Saturday, October 18, 2008

Base Jumping Raven


Yosemite National Park was the first land set aside to be protected in the United States as the Yosemite Grant. Originally, Abraham Lincoln signed the first park bill in 1864 setting aside Yosemite Valley and Mariposa Grove. Mariposa Grove is where Galen Clark, a conservationist who had been diagnosed with consumption and given 6 months to live, went "to take my chances of dying or growing better, which I thought were about even." He spent the rest of his life there educating people on the wonder of the Sequoias and lobbying successfully for their protection. He died at 96 years old.

Two years later the Yosemite Valley and Mariposa Grove became a State Park and in 1890 the area surrounding the State Park became a National Park. In 1903 while camping near Galcier Point together, John Muir convinced Theadore Roosevelt to unify all three areas into one National Park which he did in 1906 creating the Yosemite National Park we know today.

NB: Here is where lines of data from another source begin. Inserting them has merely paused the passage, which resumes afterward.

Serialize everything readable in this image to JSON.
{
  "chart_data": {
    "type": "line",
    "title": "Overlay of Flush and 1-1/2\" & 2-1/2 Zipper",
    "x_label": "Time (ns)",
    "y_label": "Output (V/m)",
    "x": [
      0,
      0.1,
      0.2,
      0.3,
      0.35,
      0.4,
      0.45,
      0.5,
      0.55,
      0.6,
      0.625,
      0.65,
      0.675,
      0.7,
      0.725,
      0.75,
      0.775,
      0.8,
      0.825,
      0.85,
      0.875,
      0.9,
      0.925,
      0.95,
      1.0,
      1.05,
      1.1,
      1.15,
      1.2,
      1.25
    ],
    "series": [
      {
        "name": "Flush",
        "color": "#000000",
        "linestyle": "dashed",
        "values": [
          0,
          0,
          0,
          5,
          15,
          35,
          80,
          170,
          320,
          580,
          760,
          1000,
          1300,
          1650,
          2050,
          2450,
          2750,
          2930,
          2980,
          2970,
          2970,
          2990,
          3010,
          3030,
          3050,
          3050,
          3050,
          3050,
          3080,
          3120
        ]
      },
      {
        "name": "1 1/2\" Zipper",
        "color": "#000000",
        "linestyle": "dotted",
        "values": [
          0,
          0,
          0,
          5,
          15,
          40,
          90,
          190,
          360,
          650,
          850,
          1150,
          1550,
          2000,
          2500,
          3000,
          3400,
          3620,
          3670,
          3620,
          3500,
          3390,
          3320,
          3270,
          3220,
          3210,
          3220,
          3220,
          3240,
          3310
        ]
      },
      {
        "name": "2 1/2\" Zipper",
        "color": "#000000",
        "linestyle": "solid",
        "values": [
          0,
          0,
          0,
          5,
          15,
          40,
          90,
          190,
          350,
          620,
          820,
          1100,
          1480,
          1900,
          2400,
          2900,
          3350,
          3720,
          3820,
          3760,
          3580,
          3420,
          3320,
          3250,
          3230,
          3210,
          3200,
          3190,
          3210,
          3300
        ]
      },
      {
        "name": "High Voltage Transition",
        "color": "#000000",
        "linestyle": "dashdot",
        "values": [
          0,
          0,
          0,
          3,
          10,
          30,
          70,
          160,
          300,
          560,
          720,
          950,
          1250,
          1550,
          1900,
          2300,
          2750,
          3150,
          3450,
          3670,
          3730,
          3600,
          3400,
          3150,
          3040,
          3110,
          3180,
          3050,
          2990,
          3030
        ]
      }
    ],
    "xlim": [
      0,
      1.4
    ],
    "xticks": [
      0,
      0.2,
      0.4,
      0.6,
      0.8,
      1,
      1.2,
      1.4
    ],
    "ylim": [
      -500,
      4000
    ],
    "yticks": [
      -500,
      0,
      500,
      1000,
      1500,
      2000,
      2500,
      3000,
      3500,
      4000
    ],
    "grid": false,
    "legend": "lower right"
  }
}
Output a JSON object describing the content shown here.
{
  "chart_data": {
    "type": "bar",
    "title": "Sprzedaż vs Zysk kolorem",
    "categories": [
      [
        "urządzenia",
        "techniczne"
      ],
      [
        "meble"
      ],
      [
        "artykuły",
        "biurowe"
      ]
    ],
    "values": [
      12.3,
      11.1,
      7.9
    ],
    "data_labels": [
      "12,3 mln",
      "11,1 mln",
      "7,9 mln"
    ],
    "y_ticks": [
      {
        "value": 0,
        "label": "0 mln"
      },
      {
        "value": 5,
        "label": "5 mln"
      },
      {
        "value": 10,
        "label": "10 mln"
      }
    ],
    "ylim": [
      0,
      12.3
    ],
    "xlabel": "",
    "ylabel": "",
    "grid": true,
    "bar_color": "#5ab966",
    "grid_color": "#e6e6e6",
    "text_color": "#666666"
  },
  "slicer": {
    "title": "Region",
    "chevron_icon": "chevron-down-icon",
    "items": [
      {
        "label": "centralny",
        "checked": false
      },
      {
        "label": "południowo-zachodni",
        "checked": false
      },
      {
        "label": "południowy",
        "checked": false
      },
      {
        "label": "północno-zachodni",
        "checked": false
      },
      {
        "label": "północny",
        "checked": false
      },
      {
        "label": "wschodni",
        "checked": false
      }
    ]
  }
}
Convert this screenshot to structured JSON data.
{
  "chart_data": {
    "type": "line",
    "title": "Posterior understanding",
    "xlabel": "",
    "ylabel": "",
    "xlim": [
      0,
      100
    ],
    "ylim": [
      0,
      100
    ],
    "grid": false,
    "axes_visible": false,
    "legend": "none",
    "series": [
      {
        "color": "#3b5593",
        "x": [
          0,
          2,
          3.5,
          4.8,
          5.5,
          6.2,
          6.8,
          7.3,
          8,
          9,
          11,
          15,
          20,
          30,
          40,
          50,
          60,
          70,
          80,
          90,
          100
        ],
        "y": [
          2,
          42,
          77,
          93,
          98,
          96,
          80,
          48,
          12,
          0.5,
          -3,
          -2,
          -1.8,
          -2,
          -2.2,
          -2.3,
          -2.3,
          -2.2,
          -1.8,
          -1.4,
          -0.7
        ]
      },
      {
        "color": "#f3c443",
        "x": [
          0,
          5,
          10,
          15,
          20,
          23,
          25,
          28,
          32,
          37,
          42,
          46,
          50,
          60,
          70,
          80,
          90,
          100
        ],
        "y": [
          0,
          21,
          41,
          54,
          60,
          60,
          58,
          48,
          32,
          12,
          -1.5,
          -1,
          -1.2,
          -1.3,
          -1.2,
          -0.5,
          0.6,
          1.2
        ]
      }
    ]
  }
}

I hiked up to the Museum in Mariposa Grove looking at trees and birds and squirrels and chipmunks, listening to birds of all sorts, smelling the burnt land left by "managed fires" that had been set recently along the trail and other smells I remember of California from when I was there as a child. It's not much of a Museum but a fine destination none the less. It is a small, long cabin with a porch running the full length of the front with three steps also running the full length of the porch. A large black bird was trying to get up the courage to climb these steps to get to a back pack left unattended and open a little too near a couple entirely involved in attempting to fashion some sort of child carrier on the man out of an enormous scarf. This bird eventually gave up and went about other business. Later, near the trailhead chatting with a Tram driver giving her passengers a stretch, the conversation turned naturally to birds and she informed me these large black birds were Common Ravens. She also related that she had befriended one up by the Museum that had a penchant for backpacks. I told her I knew her bird.

Glacier Point, where Teddy and John Muir camped, is where one goes for the spectacular view that is the attraction to Yosemite National Park. According to one of the many informative plaques displaying historical information, trivia, maps and descriptions of features Glacier Point is some 3200 feet above the floor of the Yosemite Valley and overlooks fully one quarter of the park. One such placard presents "Overhanging Rock" at 7200 feet, presumably above sea level. Overhanging Rock is the quintessential rock in every other episode of The Road Runner inevitably bringing about yet another demise of Wile E. Coyote. I had been aware, audibly, of a a Raven in the vicinity. Ravens have a peculiar call I will not attempt to describe here. A short time later, this Raven landed on Overhanging Rock where he raucously announced his presence until he had gathered an audience of a dozen or so tourists and photographers whence he calmly and deliberately stepped off the edge. Nose first, wings folded, out of sight. I don't know if he was inviting us to join him or saying "hey, watch this" but I had definitely seen a base jumping Raven.